High-energy and very high-energy gamma-ray emission from the magnetar SGR 1900+14 outskirts

Abstract

One of the unsolved problems in cosmic ray (CR) physics is the determination of sources and acceleration mechanism(s) of Galactic ($E\lesssim 10^{18}$) eV and extragalactic ($E\gtrsim 10^{17}$ eV) CR . Ultra high energy CR (UHECR, $E>10^{18}$ eV) are believed to be of extragalactic origin, but some contribution from transient Galactic sources is possible.
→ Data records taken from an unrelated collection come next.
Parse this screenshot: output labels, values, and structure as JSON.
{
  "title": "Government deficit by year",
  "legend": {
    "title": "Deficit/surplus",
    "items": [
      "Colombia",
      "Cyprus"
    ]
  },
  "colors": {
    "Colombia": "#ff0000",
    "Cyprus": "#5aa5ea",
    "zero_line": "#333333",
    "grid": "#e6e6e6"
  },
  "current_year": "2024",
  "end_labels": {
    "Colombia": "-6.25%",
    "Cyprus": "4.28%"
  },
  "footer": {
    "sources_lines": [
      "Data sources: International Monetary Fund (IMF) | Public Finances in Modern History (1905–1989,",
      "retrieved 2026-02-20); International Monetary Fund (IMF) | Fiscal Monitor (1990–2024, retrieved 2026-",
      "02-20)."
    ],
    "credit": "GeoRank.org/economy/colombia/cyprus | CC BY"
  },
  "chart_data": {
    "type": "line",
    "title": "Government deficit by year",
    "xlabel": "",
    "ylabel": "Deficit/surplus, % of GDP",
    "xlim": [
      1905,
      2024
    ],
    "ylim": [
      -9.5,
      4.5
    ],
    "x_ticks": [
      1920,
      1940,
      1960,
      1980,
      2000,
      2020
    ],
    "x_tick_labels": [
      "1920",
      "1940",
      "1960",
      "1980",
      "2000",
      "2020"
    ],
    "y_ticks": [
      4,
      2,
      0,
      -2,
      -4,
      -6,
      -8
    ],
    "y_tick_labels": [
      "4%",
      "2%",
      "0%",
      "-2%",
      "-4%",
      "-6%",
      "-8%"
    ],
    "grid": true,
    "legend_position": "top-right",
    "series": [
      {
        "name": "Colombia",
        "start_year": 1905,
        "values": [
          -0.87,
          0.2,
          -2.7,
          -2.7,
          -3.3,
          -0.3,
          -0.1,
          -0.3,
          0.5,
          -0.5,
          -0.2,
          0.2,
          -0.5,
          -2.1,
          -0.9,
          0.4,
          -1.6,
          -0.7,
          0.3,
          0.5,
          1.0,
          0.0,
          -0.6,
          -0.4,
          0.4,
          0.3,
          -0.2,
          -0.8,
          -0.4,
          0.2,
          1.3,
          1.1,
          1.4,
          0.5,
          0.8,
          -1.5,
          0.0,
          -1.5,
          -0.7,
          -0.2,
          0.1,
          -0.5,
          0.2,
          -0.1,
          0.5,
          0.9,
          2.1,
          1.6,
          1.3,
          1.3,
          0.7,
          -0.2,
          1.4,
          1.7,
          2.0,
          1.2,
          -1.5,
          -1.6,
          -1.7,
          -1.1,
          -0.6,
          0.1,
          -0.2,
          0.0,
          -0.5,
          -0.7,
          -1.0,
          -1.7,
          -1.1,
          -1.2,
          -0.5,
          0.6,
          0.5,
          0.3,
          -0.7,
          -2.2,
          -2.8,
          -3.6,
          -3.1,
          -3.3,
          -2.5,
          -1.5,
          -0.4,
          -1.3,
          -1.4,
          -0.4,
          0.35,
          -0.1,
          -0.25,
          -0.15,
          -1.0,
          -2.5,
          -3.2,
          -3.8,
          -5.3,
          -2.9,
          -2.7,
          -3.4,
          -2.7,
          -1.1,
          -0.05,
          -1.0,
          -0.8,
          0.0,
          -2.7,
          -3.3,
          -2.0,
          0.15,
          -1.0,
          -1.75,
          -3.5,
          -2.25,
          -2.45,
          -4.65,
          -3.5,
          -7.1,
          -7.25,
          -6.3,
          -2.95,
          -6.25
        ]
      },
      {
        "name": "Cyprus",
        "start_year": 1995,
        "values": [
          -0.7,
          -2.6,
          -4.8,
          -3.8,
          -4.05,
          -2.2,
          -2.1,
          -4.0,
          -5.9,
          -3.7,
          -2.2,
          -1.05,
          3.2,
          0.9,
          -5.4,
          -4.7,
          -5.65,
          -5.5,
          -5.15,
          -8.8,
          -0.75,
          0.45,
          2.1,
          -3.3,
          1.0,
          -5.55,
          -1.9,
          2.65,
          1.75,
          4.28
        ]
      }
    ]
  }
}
So, magnetar wind nebulae (MWNe), created by new-born millisecond magnetars, and magnetar giant flares are PeVatron candidates and even potential sources of UHECR. Promising signature of effective acceleration processes in magnetars' neighbourhoods should be a nonthermal high-energy and very high-energy $\gamma$-ray emission according to pp collisions with a subsequent pion decay (hadronic scenario) and inverse Compton scattering of low energy background photons by ultrarelativistic electrons and positrons (leptonic scenario). In this work we explain a HE and VHE $\gamma$-ray emission from the vicinity of the magnetar SGR 1900+14 -- potential Galactic source of $E>10^{20}$ eV triplet -- by hadronic and leptonic emission of cosmic rays accelerated in a magnetar-related Supernova remnant (SNR) and/or MWN. To this end we carried out a simulation of the observed HE and VHE $\gamma$-ray emission, spatially coincident with the magnetar SGR 1900+14. The extended {\it Fermi}-LAT source 4FGL J1908.6+0915e, the extended H.E.S.S. source candidate HOTS J1907+091 and the point-like HAWC TeV source 3HWC J1907+085 were considered. We show that the observed $\gamma$-ray emission from the magnetar SGR 1900+14 outskirts may be explained by a (still undetected) magnetar-connected super-luminous Supernova (Hypernova) remnant and/or a MWN created by new-born millisecond magnetar with a large initial rotational energy $E_{rot}\sim 10^{52} erg$.